Here's what changed:

  • getProducts() — Instead of hardcoding the data, you're now pulling it in from uour Go server (http://localhost:8080/products)!
  • vote() — You're also making a POST request to the Go server to reflect your vote for a given product. This demo is not persisting the data, but it's still hitting the server and saving the vote in memory as long as the server returns a 200 OK response.
  • Authorization header — When you set up your Go server, you created a middleware that expects an access token. You're passing the signed-in user's access token along with the request, as you can see here:
const token = await getTokenSilently();

const response = await fetch("http://localhost:8080/products", {
  headers: {
    Authorization: `Bearer ${token}`,
  },
});

Test it out

To test everything out, make sure you have both your Go server and React client running.

Build and run Go server

Make sure you're in the directory of your Go project in your terminal and run:

go run .

Run your React application

Make sure you're in the directory of your React project in your terminal and run:

npm start

We-R-Vr Go React final application

Conclusion

That's it!
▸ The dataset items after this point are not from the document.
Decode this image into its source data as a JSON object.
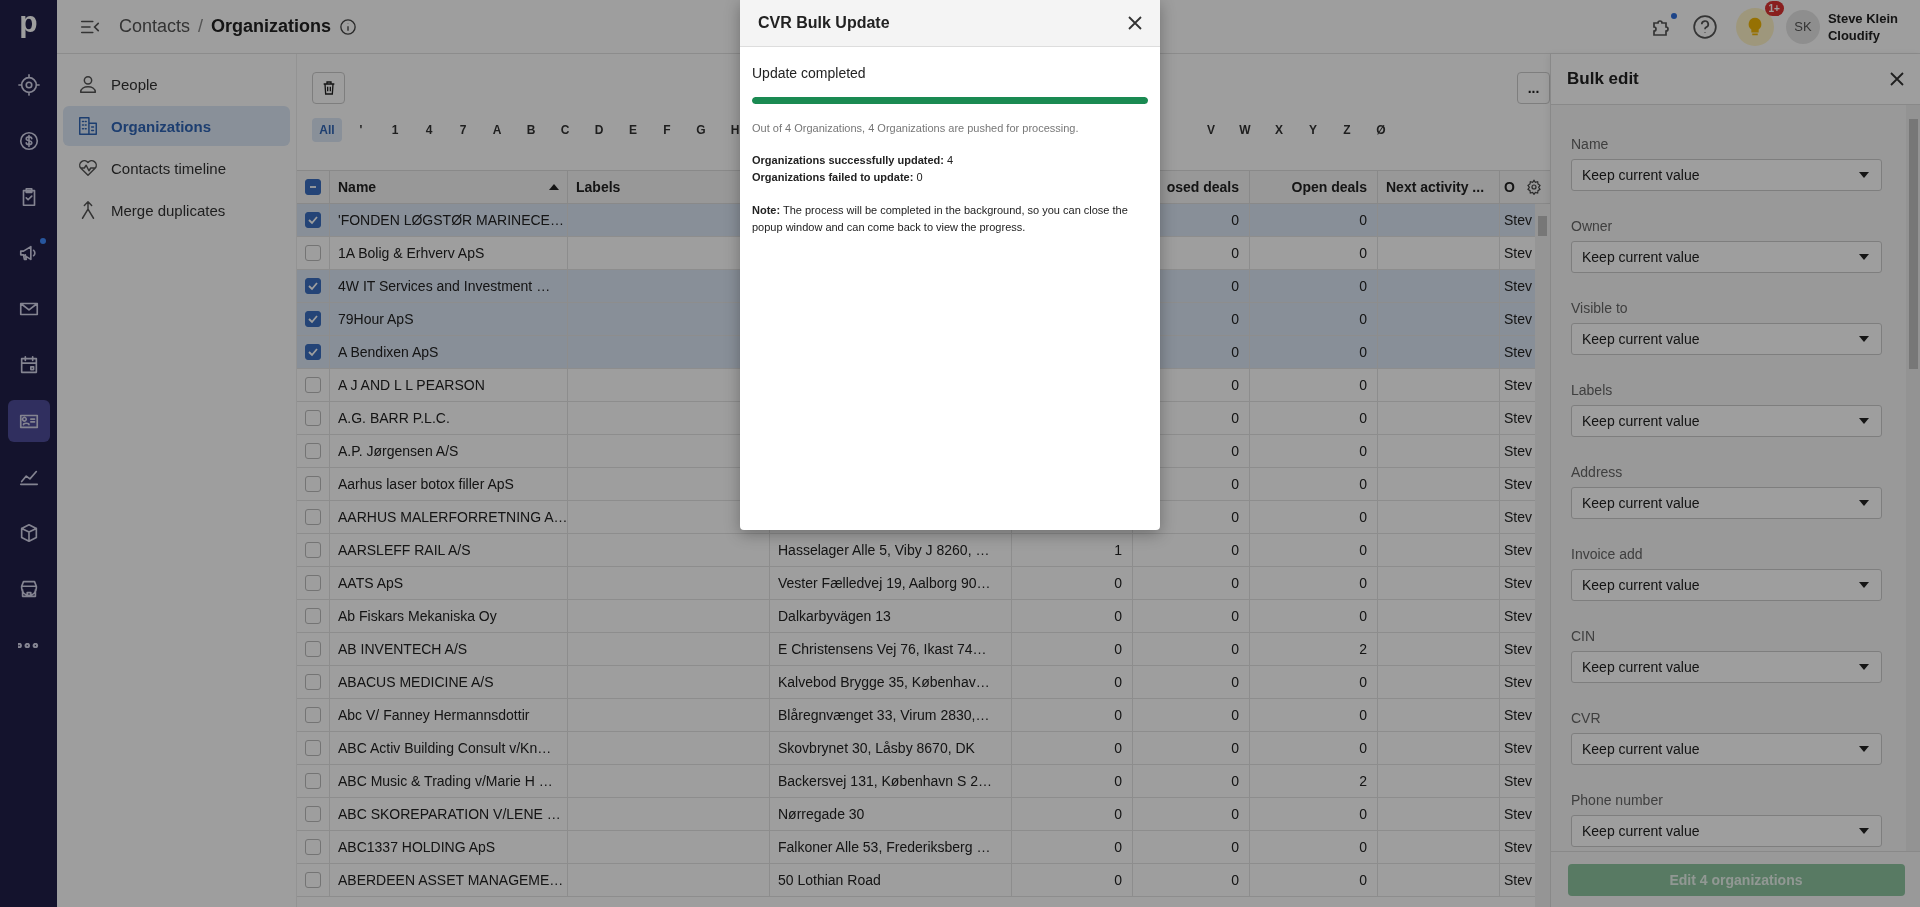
{
  "rail": {
    "logo": "p",
    "items": [
      {
        "selected": false,
        "dot": false
      },
      {
        "selected": false,
        "dot": false
      },
      {
        "selected": false,
        "dot": false
      },
      {
        "selected": false,
        "dot": true
      },
      {
        "selected": false,
        "dot": false
      },
      {
        "selected": false,
        "dot": false
      },
      {
        "selected": true,
        "dot": false
      },
      {
        "selected": false,
        "dot": false
      },
      {
        "selected": false,
        "dot": false
      },
      {
        "selected": false,
        "dot": false
      },
      {
        "selected": false,
        "dot": false
      }
    ]
  },
  "top_bar": {
    "breadcrumb_parent": "Contacts",
    "separator": "/",
    "breadcrumb_current": "Organizations",
    "extensions_dot": true,
    "tips_badge": "1+",
    "avatar": "SK",
    "user_name": "Steve Klein",
    "company": "Cloudify"
  },
  "sidebar": {
    "items": [
      {
        "label": "People",
        "selected": false
      },
      {
        "label": "Organizations",
        "selected": true
      },
      {
        "label": "Contacts timeline",
        "selected": false
      },
      {
        "label": "Merge duplicates",
        "selected": false
      }
    ]
  },
  "more_button": "...",
  "alphabet_filter": [
    {
      "label": "All",
      "selected": true
    },
    {
      "label": "'",
      "selected": false
    },
    {
      "label": "1",
      "selected": false
    },
    {
      "label": "4",
      "selected": false
    },
    {
      "label": "7",
      "selected": false
    },
    {
      "label": "A",
      "selected": false
    },
    {
      "label": "B",
      "selected": false
    },
    {
      "label": "C",
      "selected": false
    },
    {
      "label": "D",
      "selected": false
    },
    {
      "label": "E",
      "selected": false
    },
    {
      "label": "F",
      "selected": false
    },
    {
      "label": "G",
      "selected": false
    },
    {
      "label": "H",
      "selected": false
    }
  ],
  "alphabet_filter_continued": [
    {
      "label": "V",
      "selected": false
    },
    {
      "label": "W",
      "selected": false
    },
    {
      "label": "X",
      "selected": false
    },
    {
      "label": "Y",
      "selected": false
    },
    {
      "label": "Z",
      "selected": false
    },
    {
      "label": "Ø",
      "selected": false
    }
  ],
  "table": {
    "select_all_partial": true,
    "columns": {
      "name": "Name",
      "labels": "Labels",
      "closed_deals": "osed deals",
      "open_deals": "Open deals",
      "next_activity": "Next activity ...",
      "owner": "O"
    },
    "name_sorted_ascending": true,
    "rows": [
      {
        "checked": true,
        "name": "'FONDEN LØGSTØR MARINECE…",
        "closed_deals": "0",
        "open_deals": "0",
        "owner": "Stev"
      },
      {
        "checked": false,
        "name": "1A Bolig & Erhverv ApS",
        "closed_deals": "0",
        "open_deals": "0",
        "owner": "Stev"
      },
      {
        "checked": true,
        "name": "4W IT Services and Investment …",
        "closed_deals": "0",
        "open_deals": "0",
        "owner": "Stev"
      },
      {
        "checked": true,
        "name": "79Hour ApS",
        "closed_deals": "0",
        "open_deals": "0",
        "owner": "Stev"
      },
      {
        "checked": true,
        "name": "A Bendixen ApS",
        "closed_deals": "0",
        "open_deals": "0",
        "owner": "Stev"
      },
      {
        "checked": false,
        "name": "A J AND L L PEARSON",
        "closed_deals": "0",
        "open_deals": "0",
        "owner": "Stev"
      },
      {
        "checked": false,
        "name": "A.G. BARR P.L.C.",
        "closed_deals": "0",
        "open_deals": "0",
        "owner": "Stev"
      },
      {
        "checked": false,
        "name": "A.P. Jørgensen A/S",
        "closed_deals": "0",
        "open_deals": "0",
        "owner": "Stev"
      },
      {
        "checked": false,
        "name": "Aarhus laser botox filler ApS",
        "closed_deals": "0",
        "open_deals": "0",
        "owner": "Stev"
      },
      {
        "checked": false,
        "name": "AARHUS MALERFORRETNING A…",
        "closed_deals": "0",
        "open_deals": "0",
        "owner": "Stev"
      },
      {
        "checked": false,
        "name": "AARSLEFF RAIL A/S",
        "address": "Hasselager Alle 5, Viby J 8260, …",
        "column_5": "1",
        "closed_deals": "0",
        "open_deals": "0",
        "owner": "Stev"
      },
      {
        "checked": false,
        "name": "AATS ApS",
        "address": "Vester Fælledvej 19, Aalborg 90…",
        "column_5": "0",
        "closed_deals": "0",
        "open_deals": "0",
        "owner": "Stev"
      },
      {
        "checked": false,
        "name": "Ab Fiskars Mekaniska Oy",
        "address": "Dalkarbyvägen 13",
        "column_5": "0",
        "closed_deals": "0",
        "open_deals": "0",
        "owner": "Stev"
      },
      {
        "checked": false,
        "name": "AB INVENTECH A/S",
        "address": "E Christensens Vej 76, Ikast 74…",
        "column_5": "0",
        "closed_deals": "0",
        "open_deals": "2",
        "owner": "Stev"
      },
      {
        "checked": false,
        "name": "ABACUS MEDICINE A/S",
        "address": "Kalvebod Brygge 35, Københav…",
        "column_5": "0",
        "closed_deals": "0",
        "open_deals": "0",
        "owner": "Stev"
      },
      {
        "checked": false,
        "name": "Abc V/ Fanney Hermannsdottir",
        "address": "Blåregnvænget 33, Virum 2830,…",
        "column_5": "0",
        "closed_deals": "0",
        "open_deals": "0",
        "owner": "Stev"
      },
      {
        "checked": false,
        "name": "ABC Activ Building Consult v/Kn…",
        "address": "Skovbrynet 30, Låsby 8670, DK",
        "column_5": "0",
        "closed_deals": "0",
        "open_deals": "0",
        "owner": "Stev"
      },
      {
        "checked": false,
        "name": "ABC Music & Trading v/Marie H …",
        "address": "Backersvej 131, København S 2…",
        "column_5": "0",
        "closed_deals": "0",
        "open_deals": "2",
        "owner": "Stev"
      },
      {
        "checked": false,
        "name": "ABC SKOREPARATION V/LENE …",
        "address": "Nørregade 30",
        "column_5": "0",
        "closed_deals": "0",
        "open_deals": "0",
        "owner": "Stev"
      },
      {
        "checked": false,
        "name": "ABC1337 HOLDING ApS",
        "address": "Falkoner Alle 53, Frederiksberg …",
        "column_5": "0",
        "closed_deals": "0",
        "open_deals": "0",
        "owner": "Stev"
      },
      {
        "checked": false,
        "name": "ABERDEEN ASSET MANAGEME…",
        "address": "50 Lothian Road",
        "column_5": "0",
        "closed_deals": "0",
        "open_deals": "0",
        "owner": "Stev"
      }
    ]
  },
  "bulk_edit": {
    "title": "Bulk edit",
    "fields": [
      {
        "label": "Name",
        "value": "Keep current value"
      },
      {
        "label": "Owner",
        "value": "Keep current value"
      },
      {
        "label": "Visible to",
        "value": "Keep current value"
      },
      {
        "label": "Labels",
        "value": "Keep current value"
      },
      {
        "label": "Address",
        "value": "Keep current value"
      },
      {
        "label": "Invoice add",
        "value": "Keep current value"
      },
      {
        "label": "CIN",
        "value": "Keep current value"
      },
      {
        "label": "CVR",
        "value": "Keep current value"
      },
      {
        "label": "Phone number",
        "value": "Keep current value"
      }
    ],
    "submit": {
      "label": "Edit 4 organizations",
      "disabled": true
    }
  },
  "dialog": {
    "title": "CVR Bulk Update",
    "status": "Update completed",
    "level": 1,
    "summary": "Out of 4 Organizations, 4 Organizations are pushed for processing.",
    "results": [
      "**Organizations successfully updated:** 4",
      "**Organizations failed to update:** 0"
    ],
    "note": "**Note:** The process will be completed in the background, so you can close the popup window and can come back to view the progress."
  }
}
If you made it all the way through, pat yourself on the back because you just learned how to:

  • Build an API with Go
  • Connect a Go server to a React client
  • Set up authentication in a React app
  • Secure a Go API
  • Create middleware in Go

To conclude, Go is an excellent language for building scalable and highly performant APIs. Make sure to reach out in the comments if you have any questions, and thanks for reading!